Out on my skateboard

Grandpa Jenks's hands
Did your grandfather knot up with tears at the least occasion? Both my father and grandfather can dissolve in weeping at the slightest push by memory or nostalgia, especially during prayer. After graduation I moved in with my grandparents and great-aunt in Grand Rapids, Michigan, a seventeen-year-old with three octogenarians. I cringed inside when Grandpa Jenks prayed over beef roast and gravy, his tears catching his voice.

“As God holds us in the holl' of his hand.” He couldn't hear the harsh midwestern vowels of his accent, but I could, and spot the hypocrisy in his emotional faith. I felt trapped in their one-bathroom house, watching Keanu Reeves movies I blockbustered on the Jenks's card: good ones, too—Bill & Ted's and Point Break and My Own Private Idaho, Gus Van Zant's homoeroticism especially bewildering before the white birch of my father's childhood front lawn. At night I read Ayn Rand and Henrik Ibsen.

My cousins came over for Sunday dinner, and when he'd choke during his prayer--”We thank thee for our family gathered here together. Our children, grandchildren, all our loved ones. We thank thee”--when he'd melt, embarrassing all of us grandchildren with such an awkward silence that we squinched our eyes open to peer at him. I couldn't look at his face, at the age spots, the brylcreem-combed hair, only the grease-stained collar of his faded Dickies, till he gained control again.

Remembering the intensity of the emotions I felt then—when I was denying the existence of any emotion, thanks to Atlas Shrugged and Ayn Rand—Howard Roark rapes a woman in the very first chapter of Fountainhead, spoiler alert—bewilders. But now I knot up in tears at the least push, too, although maybe it's only when I'm weakened by hormones and winter that a melodramatic commercial or film or any honest sadness will make me catch with tears. The other day it was a short film, on the Academy Award collections of short films I've been Netflixing:  Binta and the Great Idea.  Watch it.

I am as weak as my forefathers.  Or is it strength? But my archetypal Father is plagued by grief and loss. Jesus weeps above the city of Jerusalem.

Wednesday, March 13, 2013

Clouds in the sky

Oatmeal bread
I've been making lots of bread. I bake oatmeal bread a lot, because it calls for oatmeal and whole wheat flour, and I have seven-grain mix from the Amish, so it's technically an eight-grain bread. As my cookbook says, “it makes delicious toast.” I'm convincing myself that it's a health-conscious choice, but it just tastes like decadent lavishness.
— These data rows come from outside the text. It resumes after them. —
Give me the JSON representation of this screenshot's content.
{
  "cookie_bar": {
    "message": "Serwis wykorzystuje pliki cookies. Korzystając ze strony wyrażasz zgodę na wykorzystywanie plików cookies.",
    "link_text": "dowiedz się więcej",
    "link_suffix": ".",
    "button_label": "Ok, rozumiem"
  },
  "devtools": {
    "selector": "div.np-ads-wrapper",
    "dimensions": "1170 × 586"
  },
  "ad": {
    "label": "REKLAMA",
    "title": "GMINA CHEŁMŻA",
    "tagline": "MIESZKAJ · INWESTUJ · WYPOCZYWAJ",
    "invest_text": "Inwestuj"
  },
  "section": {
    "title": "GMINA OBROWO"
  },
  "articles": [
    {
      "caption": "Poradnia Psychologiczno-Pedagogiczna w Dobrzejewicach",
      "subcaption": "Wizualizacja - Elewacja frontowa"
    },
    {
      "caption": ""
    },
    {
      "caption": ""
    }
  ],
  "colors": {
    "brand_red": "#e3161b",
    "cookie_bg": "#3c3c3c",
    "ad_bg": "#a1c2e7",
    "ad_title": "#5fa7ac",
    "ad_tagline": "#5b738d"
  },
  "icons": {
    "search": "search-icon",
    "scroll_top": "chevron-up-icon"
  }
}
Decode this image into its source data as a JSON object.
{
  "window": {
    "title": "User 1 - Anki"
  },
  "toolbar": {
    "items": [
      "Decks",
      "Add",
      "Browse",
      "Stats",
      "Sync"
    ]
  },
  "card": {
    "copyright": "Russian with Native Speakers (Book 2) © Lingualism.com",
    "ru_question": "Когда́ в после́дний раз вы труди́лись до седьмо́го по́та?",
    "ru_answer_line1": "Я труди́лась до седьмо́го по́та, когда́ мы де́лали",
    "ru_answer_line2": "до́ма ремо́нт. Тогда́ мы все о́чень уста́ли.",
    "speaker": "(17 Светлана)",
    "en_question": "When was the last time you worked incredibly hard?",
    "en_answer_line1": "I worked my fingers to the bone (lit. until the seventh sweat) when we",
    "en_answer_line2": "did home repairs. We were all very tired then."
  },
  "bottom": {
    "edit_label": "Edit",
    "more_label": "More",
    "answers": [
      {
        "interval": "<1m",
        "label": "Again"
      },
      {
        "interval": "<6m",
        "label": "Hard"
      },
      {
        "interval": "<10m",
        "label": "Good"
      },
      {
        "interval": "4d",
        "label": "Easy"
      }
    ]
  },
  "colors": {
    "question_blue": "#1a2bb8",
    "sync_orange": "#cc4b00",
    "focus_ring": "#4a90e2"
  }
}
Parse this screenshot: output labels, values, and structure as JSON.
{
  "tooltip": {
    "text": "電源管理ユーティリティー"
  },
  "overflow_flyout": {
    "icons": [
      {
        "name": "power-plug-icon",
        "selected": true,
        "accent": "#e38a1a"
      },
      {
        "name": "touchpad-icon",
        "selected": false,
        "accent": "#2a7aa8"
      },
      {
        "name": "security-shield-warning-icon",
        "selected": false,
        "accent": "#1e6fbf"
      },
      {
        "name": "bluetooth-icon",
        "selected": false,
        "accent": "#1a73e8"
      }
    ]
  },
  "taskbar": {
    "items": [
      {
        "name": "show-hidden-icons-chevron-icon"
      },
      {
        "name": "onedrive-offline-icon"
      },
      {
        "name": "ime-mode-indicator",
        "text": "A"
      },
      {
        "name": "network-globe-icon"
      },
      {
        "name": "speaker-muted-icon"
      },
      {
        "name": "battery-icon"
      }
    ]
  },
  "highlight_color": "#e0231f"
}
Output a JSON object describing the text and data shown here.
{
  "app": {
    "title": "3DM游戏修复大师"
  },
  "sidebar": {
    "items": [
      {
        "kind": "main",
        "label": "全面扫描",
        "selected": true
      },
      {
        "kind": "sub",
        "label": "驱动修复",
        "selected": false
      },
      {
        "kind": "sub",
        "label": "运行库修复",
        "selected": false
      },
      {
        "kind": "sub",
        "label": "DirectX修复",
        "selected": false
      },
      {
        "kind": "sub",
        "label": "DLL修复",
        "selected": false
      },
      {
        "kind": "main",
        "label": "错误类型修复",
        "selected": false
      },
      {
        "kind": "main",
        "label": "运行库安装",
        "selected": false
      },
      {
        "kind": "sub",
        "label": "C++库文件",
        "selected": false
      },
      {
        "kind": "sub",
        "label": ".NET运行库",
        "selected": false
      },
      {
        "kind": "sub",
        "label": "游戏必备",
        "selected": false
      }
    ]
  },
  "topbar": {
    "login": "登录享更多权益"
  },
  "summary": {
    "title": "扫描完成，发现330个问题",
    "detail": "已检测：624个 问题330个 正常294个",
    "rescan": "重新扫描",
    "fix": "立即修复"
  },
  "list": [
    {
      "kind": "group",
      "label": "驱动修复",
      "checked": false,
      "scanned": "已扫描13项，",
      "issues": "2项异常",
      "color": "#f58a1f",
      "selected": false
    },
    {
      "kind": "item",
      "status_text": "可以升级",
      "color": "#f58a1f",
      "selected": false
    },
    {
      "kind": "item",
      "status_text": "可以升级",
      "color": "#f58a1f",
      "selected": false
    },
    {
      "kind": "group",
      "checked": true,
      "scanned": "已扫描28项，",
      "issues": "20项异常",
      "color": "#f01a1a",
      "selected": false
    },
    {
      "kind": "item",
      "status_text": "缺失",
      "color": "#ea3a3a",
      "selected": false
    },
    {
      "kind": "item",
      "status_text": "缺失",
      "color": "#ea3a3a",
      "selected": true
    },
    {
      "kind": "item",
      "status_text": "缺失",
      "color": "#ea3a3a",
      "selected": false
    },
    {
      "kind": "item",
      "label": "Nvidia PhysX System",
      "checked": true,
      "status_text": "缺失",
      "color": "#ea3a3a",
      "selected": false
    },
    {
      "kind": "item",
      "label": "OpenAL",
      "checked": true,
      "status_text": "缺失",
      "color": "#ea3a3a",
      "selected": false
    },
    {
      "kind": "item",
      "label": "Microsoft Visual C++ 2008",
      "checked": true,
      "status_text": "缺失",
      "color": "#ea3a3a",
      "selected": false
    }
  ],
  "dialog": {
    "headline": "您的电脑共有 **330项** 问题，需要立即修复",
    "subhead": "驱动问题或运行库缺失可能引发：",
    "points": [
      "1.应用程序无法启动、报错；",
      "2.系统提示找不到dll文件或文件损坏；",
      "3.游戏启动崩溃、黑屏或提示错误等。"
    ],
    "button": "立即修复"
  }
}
I convinced myself I needed oatmeal for breakfast in winter, and I can't eat eat real oatmeal anymore, not since the Appalachian Trail. Before I left, I blended six months of whole oats with wheat germ and soy powder and whey protein to make a high-protein breakfast cereal I packaged in ziplocs. By Maine, even when it was our prime source of calories from the mail drop, I could bear just to bring the goop to my mouth. It'd been invaded by weevils in my mom's basement, and was threaded with webbing.

I didn't find any actual insects, but I recognized recognized the signs. I knew she'd still had them, because when she came to hike with me, for a week in Tennessee, the box of generic mac-and-cheese she'd packed had insects fly from its cardboard. We didn't eat dinner that night. But the cereal wasn't as bad, just a bit of extra bitterness.

As Bahamians said, when we were invaded by boat weevils, you only need to worry after the bugs leave. Because till then, it's got plenty of protein. So we swallowed the bitter oatmeal, kept hiking to Katahdin. But I can't eat oatmeal anymore.